Sinceramente, não vejo muito sentido em conservar imagens de fotos digitais ou
impressões verbais, se eu não tenho qualquer relação substancial com as pessoas
por trás desses registros. Tudo isso é consequência de uma doença coletiva, de
fundo psíquico, que consiste no medo de conviver com a solidão. A ilusão de
ter, digamos, 150 “amigos” em nossa página numa rede de relacionamentos virtuais,
parece bastar para que fiquemos seguros de que não engrossamos a lista imensa
dos solitários da sociedade individualista, que sustenta a ideologia do “egoísmo
amoroso” (“ame a si mesmo em primeiro lugar”, expressão do rancor de pessoas
profundamente carentes de vínculos sólidos, de amores sinceros, de pessoas que
não se dão conta de que produzem os dizeres que reproduzem a liquidez dos vínculos
humanos nessa fase líquida de nossa modernidade).
É certo
que não posso esperar nada mais do que a mesmice nesses contextos virtuais de
relacionamentos. Confesso que já pensei em me deletar. Gosto desta palavra. Ela
facilita nossos embaraços sociais. Nas redes sociais de relacionamentos on-line,
decerto quantidade não é qualidade. Continuo ainda buscando a minha "turma". Mas preciso
encontrá-la aqui na vida real, onde há corpos e calor humano. Onde há contato
entre olhares e gestos encarnados.
“Diferentemente dos “relacionamentos
reais”, é fácil entrar e sair dos “relacionamentos virtuais”. Em comparação com
a “coisa autêntica”, pesada, lenta e confusa, eles parecem inteligentes e
limpos, fáceis de usar, compreender e manusear”
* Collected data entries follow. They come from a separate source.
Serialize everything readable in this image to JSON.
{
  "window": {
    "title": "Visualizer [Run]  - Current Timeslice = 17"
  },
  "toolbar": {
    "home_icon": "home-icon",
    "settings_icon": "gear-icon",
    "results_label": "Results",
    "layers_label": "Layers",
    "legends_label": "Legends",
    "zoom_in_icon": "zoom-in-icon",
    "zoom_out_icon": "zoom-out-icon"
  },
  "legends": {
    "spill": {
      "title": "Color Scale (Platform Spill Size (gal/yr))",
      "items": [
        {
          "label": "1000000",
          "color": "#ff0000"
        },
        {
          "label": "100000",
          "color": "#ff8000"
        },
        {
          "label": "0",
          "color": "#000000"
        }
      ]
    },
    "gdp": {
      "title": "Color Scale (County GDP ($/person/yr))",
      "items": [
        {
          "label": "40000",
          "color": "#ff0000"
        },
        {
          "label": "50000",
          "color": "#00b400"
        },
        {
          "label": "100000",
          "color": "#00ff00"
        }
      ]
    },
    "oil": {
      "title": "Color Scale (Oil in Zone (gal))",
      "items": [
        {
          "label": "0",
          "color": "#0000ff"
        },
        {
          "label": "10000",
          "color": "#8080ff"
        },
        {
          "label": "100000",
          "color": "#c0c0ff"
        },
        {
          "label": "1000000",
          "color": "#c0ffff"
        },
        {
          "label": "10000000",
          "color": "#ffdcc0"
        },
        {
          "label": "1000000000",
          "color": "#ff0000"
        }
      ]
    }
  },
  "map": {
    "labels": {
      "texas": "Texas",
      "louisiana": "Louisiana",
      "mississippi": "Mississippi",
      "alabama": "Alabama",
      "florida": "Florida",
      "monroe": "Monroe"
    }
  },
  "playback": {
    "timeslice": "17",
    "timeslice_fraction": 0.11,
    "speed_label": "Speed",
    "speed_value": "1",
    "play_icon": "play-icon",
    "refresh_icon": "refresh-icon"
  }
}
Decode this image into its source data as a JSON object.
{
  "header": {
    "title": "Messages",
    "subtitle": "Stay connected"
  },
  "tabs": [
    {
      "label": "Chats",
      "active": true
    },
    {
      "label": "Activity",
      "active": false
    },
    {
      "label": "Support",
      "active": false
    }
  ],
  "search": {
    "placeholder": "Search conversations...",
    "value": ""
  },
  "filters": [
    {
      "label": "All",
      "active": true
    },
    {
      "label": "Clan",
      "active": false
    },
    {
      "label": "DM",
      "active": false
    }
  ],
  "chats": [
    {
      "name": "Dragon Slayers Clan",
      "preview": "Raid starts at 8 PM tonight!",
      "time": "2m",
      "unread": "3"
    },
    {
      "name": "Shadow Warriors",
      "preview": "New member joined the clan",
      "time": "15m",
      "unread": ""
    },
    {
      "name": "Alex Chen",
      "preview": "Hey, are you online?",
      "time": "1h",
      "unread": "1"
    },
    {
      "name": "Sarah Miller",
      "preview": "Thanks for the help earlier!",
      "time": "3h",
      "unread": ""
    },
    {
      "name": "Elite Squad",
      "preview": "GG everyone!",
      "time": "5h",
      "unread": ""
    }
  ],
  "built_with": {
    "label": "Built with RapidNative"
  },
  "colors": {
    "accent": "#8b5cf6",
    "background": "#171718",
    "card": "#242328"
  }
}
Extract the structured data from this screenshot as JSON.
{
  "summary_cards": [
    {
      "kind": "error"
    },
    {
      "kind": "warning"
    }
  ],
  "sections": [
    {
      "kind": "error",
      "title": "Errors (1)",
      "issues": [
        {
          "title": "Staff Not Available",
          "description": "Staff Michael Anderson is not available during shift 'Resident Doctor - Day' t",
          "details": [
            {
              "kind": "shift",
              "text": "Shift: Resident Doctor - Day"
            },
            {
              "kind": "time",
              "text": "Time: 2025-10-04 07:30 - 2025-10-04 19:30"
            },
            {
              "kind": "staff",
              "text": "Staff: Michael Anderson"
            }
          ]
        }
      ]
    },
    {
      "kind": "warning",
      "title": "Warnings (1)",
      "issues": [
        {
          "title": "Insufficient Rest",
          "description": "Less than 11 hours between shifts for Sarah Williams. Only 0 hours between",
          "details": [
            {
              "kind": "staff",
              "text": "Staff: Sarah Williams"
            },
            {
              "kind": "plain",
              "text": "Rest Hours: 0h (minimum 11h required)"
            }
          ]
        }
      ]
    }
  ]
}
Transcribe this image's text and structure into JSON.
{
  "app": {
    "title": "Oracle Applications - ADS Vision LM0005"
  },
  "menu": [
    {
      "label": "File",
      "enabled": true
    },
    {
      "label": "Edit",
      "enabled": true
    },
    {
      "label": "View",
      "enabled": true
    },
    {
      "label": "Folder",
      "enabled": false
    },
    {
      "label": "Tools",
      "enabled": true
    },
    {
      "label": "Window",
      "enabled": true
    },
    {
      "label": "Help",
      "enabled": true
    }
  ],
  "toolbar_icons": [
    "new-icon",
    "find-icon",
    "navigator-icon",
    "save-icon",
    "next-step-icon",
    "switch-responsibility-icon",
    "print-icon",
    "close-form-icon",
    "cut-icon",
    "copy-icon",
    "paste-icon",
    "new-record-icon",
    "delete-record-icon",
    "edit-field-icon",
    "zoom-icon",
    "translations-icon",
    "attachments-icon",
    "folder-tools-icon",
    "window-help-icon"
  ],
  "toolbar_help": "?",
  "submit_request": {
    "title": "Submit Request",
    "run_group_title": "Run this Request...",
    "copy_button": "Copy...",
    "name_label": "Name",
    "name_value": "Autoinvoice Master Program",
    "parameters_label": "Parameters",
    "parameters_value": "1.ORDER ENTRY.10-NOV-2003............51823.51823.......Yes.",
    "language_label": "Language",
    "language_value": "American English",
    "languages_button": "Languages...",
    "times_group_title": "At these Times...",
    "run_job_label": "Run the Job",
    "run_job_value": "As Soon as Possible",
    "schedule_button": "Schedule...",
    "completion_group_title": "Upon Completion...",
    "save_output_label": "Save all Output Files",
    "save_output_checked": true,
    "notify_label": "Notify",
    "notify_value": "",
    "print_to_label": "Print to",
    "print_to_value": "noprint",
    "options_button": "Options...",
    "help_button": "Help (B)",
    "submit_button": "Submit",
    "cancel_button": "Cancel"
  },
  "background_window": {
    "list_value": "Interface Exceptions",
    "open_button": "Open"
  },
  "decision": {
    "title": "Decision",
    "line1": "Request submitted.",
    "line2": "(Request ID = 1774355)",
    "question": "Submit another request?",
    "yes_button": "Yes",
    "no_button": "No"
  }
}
(BAUMAN, Amor Líquido, p. 13)
Felizmente,
conheci pessoas por quem ainda vale a pena manter-me conectado e que, um dia,
espero conhecer presencialmente. Mas não custa lembrar novamente as palavras de
Bauman:
“(...)
as relações virtuais (rebatizadas de “conexões”) estabelecem o padrão que
orienta todos os outros relacionamentos. Isso não traz felicidade aos homens e
mulheres que se rendem a essa pressão, dificilmente se poderia imaginá-los mais
felizes agora do que quando se envolviam nas relações pré-virtuais. Ganha-se de
um lado, perde-se de outro”.
(p. 13)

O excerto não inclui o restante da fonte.